Tips and Cautions for Recovering from the Boston Marathon Bombing

I was recently a guest expert on trauma for Arise News, an international news channel for New York, London, and Johannesburg. I was asked to provide tips on how the nation can recover from this recent tragedy during the Boston Marathon.

Below is an elaboration of my thoughts from this appearance.

The nature of our stress response

 

On a more cognitive level, our belief in the world may be challenged or shaken. I overhear people saying, "What is this world coming to?" r "We're going to hell in a hand basket!" On the most basic level, we all need to feel that the world is generally more safe than dangerous and that people are more helpful than hurtful. Without this assumption, our capacity to love and grow becomes significantly hampered, and we become more vulnerable to mental illnesses like depression, anxiety, PTSD, and even anger. Any traumatic event challenges these fundamental assumptions we need to make about the world. It is our job to remember that the world is generally a safe place, particularly for those of us fortunate enough to live in these great United States. Like I said on the news program, this tragedy was but one moment in our lives. We are supposed to respond with horror and grief. But, when that moment passes, we have to allow it to pass and realize that there have been and will be millions of moments when nothing bad happens and in fact "pockets of beauty" quoting Nietzsche emerge.

Right now, we are all mostly responding like we should. We are all a little more hyper-vigilant, ore alert, more jittery and tense. Our sleep may be disrupted and we may feel less hungry or queasy. This is our body's natural way of keeping us protected from perceived threat. We need to thank our bodies for keeping us alert for danger, but when the danger has passed, we need to help our body expend that energy (through physical exercise, crying, relaxation practices, etc) and remind our bodies that we are safe again.

A word of caution: be careful of "othering"

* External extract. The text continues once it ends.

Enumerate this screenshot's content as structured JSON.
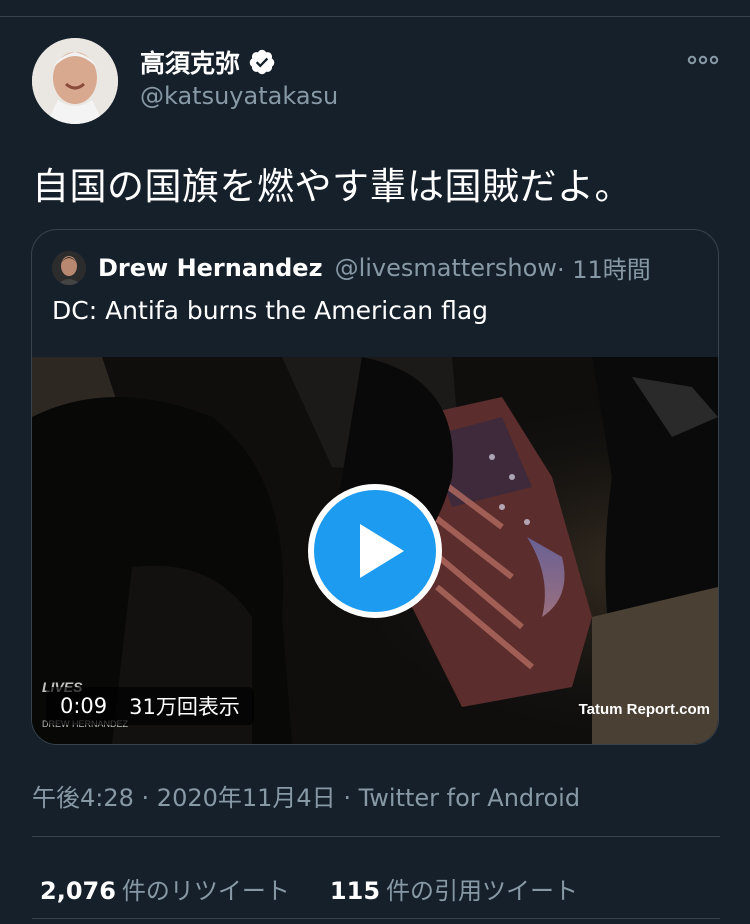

One other thing that our stress response does when it is on high alert, is that it looks to identify the source of threat. It needs to find the enemy. Simultaneously, this state of alarm narrows our thinking, making us think in simplified, black-and-white erms. In another parallel process, we feel horrified by exposure to evil and want to move ourselves as far away from that as possible. We all hold within us a mix of good and evil parts. But, when something extremely evil happens, we want to simplify the world, distance ourselves from such evil, and compensate by thinking of ourselves as more good. This is what I think of when I hear interviews of people who knew this young men and can't make sense of these evil acts and the good kids they used to know.

 

These processes leaves us highly vulnerable for wanting to find a singular source of danger and label that danger as purely evil. In this moment, particularly when commingled with grief, which leaves us wanting retaliation as a safer, less vulnerable and helpless, state of being, we are at great risk of planting seeds of hatred, discrimination, racism, and oppression. We want to say that all Chechen or all Muslims are bad people because it makes us feel safer to just assume so and leave it at that or know who to blame and hurt for what has happened.

The key to protecting ourselves from such an outcome is to stand naked in our inability to comprehend how such evil acts exists, allow these events to wash through us in waves of fear, anger, despair, and grief, then allow them to pass, realizing that the moment is temporary and soon enough new moments will arise free from this one.